Maxi estorsione: in aula sfilano i testi dell’accusa

2 Luglio 2014

VASTO. Operazione "Crash": al via il processo al gruppo arrestato nel 2011 con l'accusa di avere dato vita ad una associazione piramidale dedita all'estorsione e al traffico di sostanze stupefacenti,...

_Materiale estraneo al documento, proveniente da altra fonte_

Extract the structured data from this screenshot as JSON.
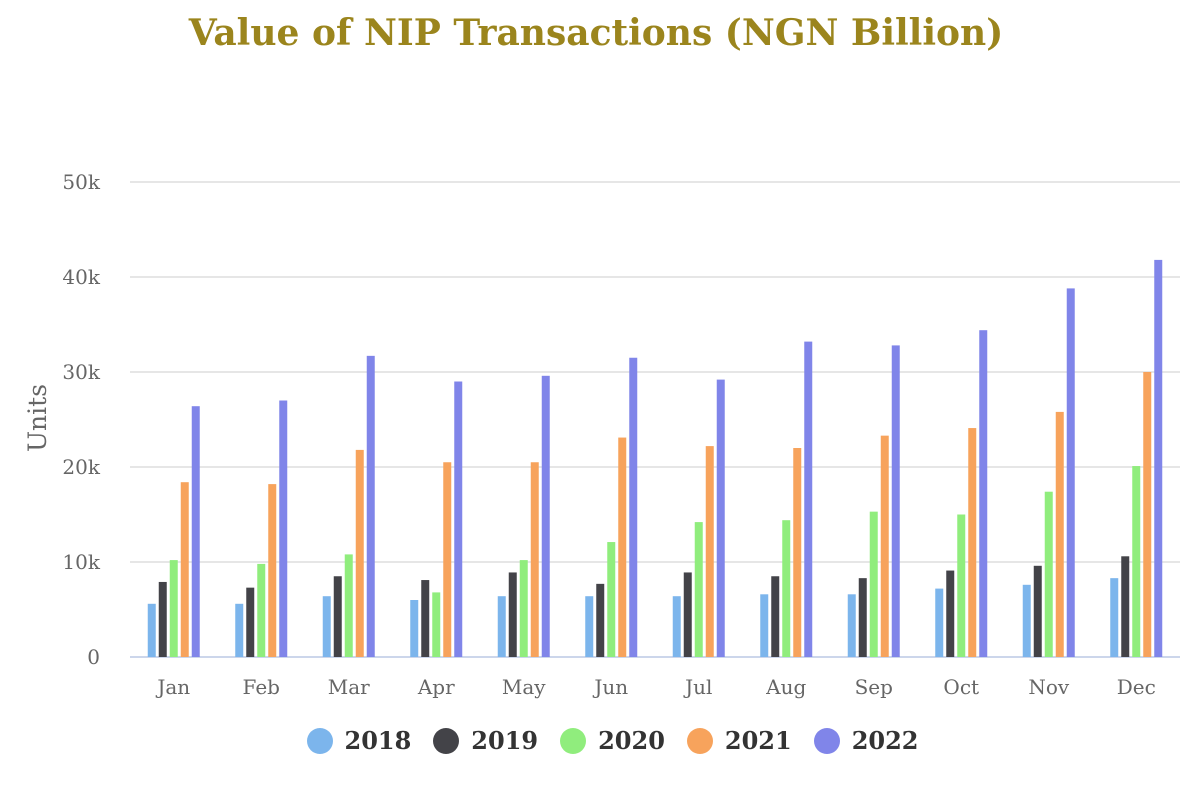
{
  "chart_data": {
    "type": "bar",
    "title": "Value of NIP Transactions (NGN Billion)",
    "xlabel": "",
    "ylabel": "Units",
    "ylim": [
      0,
      50000
    ],
    "y_ticks": [
      {
        "value": 0,
        "label": "0"
      },
      {
        "value": 10000,
        "label": "10k"
      },
      {
        "value": 20000,
        "label": "20k"
      },
      {
        "value": 30000,
        "label": "30k"
      },
      {
        "value": 40000,
        "label": "40k"
      },
      {
        "value": 50000,
        "label": "50k"
      }
    ],
    "grid": true,
    "legend_position": "bottom",
    "categories": [
      "Jan",
      "Feb",
      "Mar",
      "Apr",
      "May",
      "Jun",
      "Jul",
      "Aug",
      "Sep",
      "Oct",
      "Nov",
      "Dec"
    ],
    "series": [
      {
        "name": "2018",
        "color": "#7cb5ec",
        "values": [
          5600,
          5600,
          6400,
          6000,
          6400,
          6400,
          6400,
          6600,
          6600,
          7200,
          7600,
          8300
        ]
      },
      {
        "name": "2019",
        "color": "#434348",
        "values": [
          7900,
          7300,
          8500,
          8100,
          8900,
          7700,
          8900,
          8500,
          8300,
          9100,
          9600,
          10600
        ]
      },
      {
        "name": "2020",
        "color": "#90ed7d",
        "values": [
          10200,
          9800,
          10800,
          6800,
          10200,
          12100,
          14200,
          14400,
          15300,
          15000,
          17400,
          20100
        ]
      },
      {
        "name": "2021",
        "color": "#f7a35c",
        "values": [
          18400,
          18200,
          21800,
          20500,
          20500,
          23100,
          22200,
          22000,
          23300,
          24100,
          25800,
          30000
        ]
      },
      {
        "name": "2022",
        "color": "#8085e9",
        "values": [
          26400,
          27000,
          31700,
          29000,
          29600,
          31500,
          29200,
          33200,
          32800,
          34400,
          38800,
          41800
        ]
      }
    ]
  }
}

VASTO. Operazione "Crash": al via il processo al gruppo arrestato nel 2011 con l'accusa di avere dato vita ad una associazione piramidale dedita all'estorsione e al traffico di sostanze stupefacenti, ma anche minacce aggravate, lesioni personali e prostituzione. Davanti ai giudici sono comparsi Giuseppe e Ruggero Ventrella, Jari Pellerani, Petrica Calderas e Luigi D'Adamo difesi dagli avvocati Elisa Pastorelli, Giovanni Cerella e Angela Pennetta. Tre, secondo la polizia le estorsioni accertate 3 anni fa e altrettanti gli incendi dolosi di autovetture. A coordinare le indagini dirette all'epoca dal questore Alfonso Terribile e dal dirigente del commissariato, Cesare Ciammaichella, era stato il procuratore Giancarlo Ciani. Ieri i giudici hanno ascoltato i primi 2 testimoni. Un terzo teste ha rinunciato. Il processo è stato quindi aggiornato al 2 dicembre per ascoltare i testimoni dell’accusa.(p.c.)